November 01, 2011
Once upon a time, only a scant handful of real-estate developers, investors, and other professionals fully grasped the value that good design concepts, well executed, layered onto a project. It was axiomatic that, during prosperous periods, developers could be more magnanimous about higher-cost materials or sustainable precepts, from the outset through completion. In a bust, such luxuries would be sidelined or value-engineered to extinction. Furthermore, it was only exteriors-cladding, curtain walls, landscaping-that were seen as requiring design. Interiors would take care of themselves. Someone else would pay for them.
A few strange circumstances have conspired to alter this tableau, and the changes have meant that a far greater proportion of real-estate folks now pursue design as an integral element. While the amount of money pouring into commercial properties has soared, the length of time that an investor typically owns them before reselling has shrunk from decades to just a few years. Buildings have become trading cards. In order for their worth to grow quickly, they have to be special, not a mere commodity, and the very real role of design in engendering a perception of specialness has been thrown into sharp focus. During the boom at mid-decade, it seemed that any building could be sold at a profit. Then, at the very bottom of the recession brought on by the fall of Lehman Brothers-when the price of everything collapsed, and tenants could pick and choose where they went-it turned out that practically the only buildings with worth were those that had been well designed, outside and in. The imprimatur of stature, as projected by an exterior, was no longer sufficient. Stature had to be translated into the language of interior space. The design and construction, the finishes and fittings, had to reflect longevity, sustainability, and efficiency as well as the comfort, security, and power, not to mention individuality, that make any office or apartment building, shopping center, and hotel more than a core and a shell.
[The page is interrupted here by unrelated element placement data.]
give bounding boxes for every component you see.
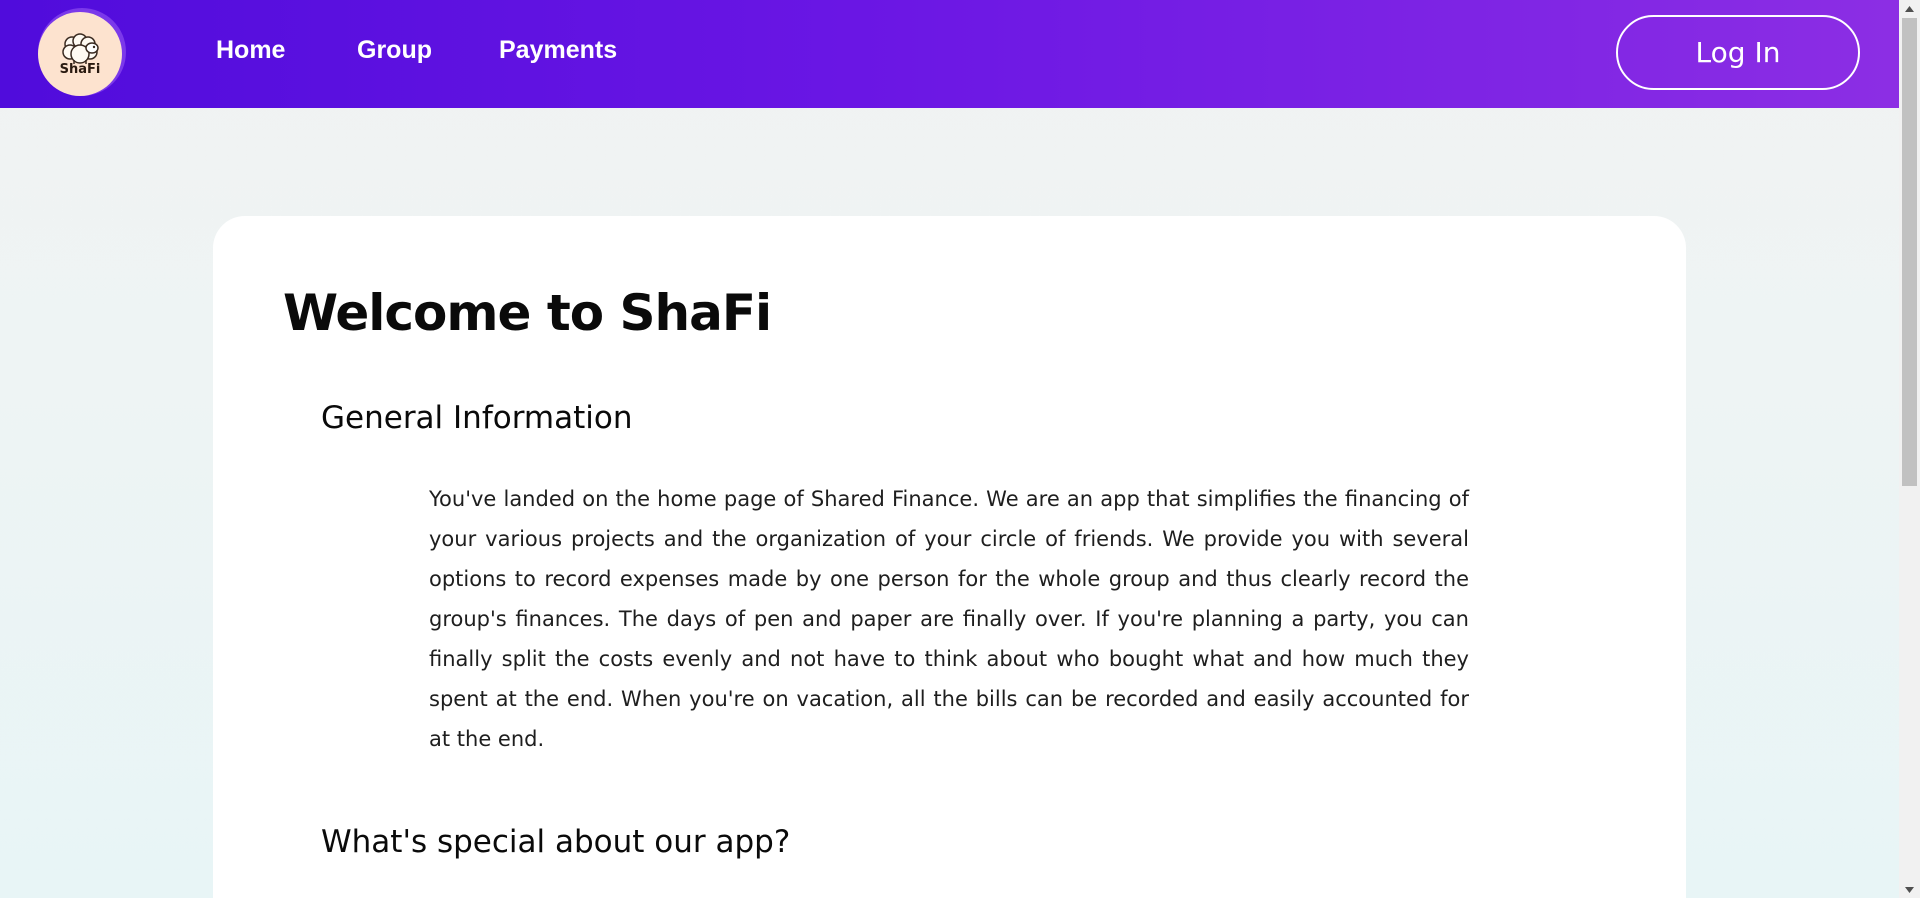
- page-title: Welcome to ShaFi: [283, 284, 772, 342]
- nav-home[interactable]: Home: [216, 38, 285, 63]
- general-info-paragraph: You've landed on the home page of Shared…: [429, 487, 1469, 751]
- nav-payments[interactable]: Payments: [499, 38, 617, 63]
- top-navbar: ShaFi Home Group Payments Log In: [0, 0, 1899, 108]
- scroll-down-arrow-icon[interactable]: [1899, 881, 1920, 898]
- content-card: Welcome to ShaFi General Information You…: [213, 216, 1686, 898]
- section-heading-special: What's special about our app?: [321, 824, 791, 860]
- scroll-thumb[interactable]: [1902, 18, 1917, 486]
- logo-text: ShaFi: [59, 62, 101, 77]
- vertical-scrollbar[interactable]: [1899, 0, 1920, 898]
- logo[interactable]: ShaFi: [38, 12, 122, 96]
- nav-group[interactable]: Group: [357, 38, 432, 63]
- scroll-up-arrow-icon[interactable]: [1899, 0, 1920, 17]
- sheep-icon: [62, 33, 99, 64]
- section-heading-general: General Information: [321, 400, 633, 436]
- login-button[interactable]: Log In: [1616, 15, 1860, 90]
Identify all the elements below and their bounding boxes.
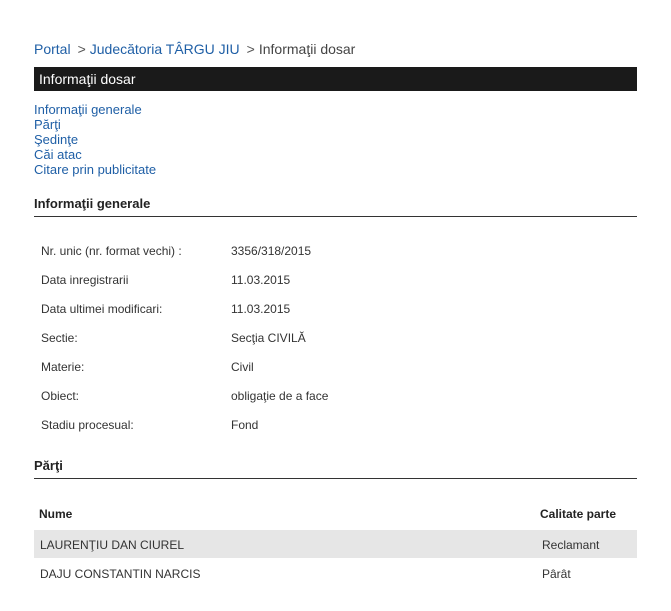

All this is not to say we are in a blissful state where the love of design-and the budgets for it-flow unencumbered. Real-estate executives will still cut wherever possible, but they will also look for ways to boost worth. Whether they understand that design contributes to the bottom line or they are simply passionate about a less tangible reward is not quite a moot point. But it's less important than the result: more livable, workable, and enjoyable spaces that are also more durable and valuable, both in themselves and as contributions to a block, neighborhood, or city. These qualities will determine which projects emerge from tough times looking less like hard-bitten survivors than something that redefines both itself and its place and time.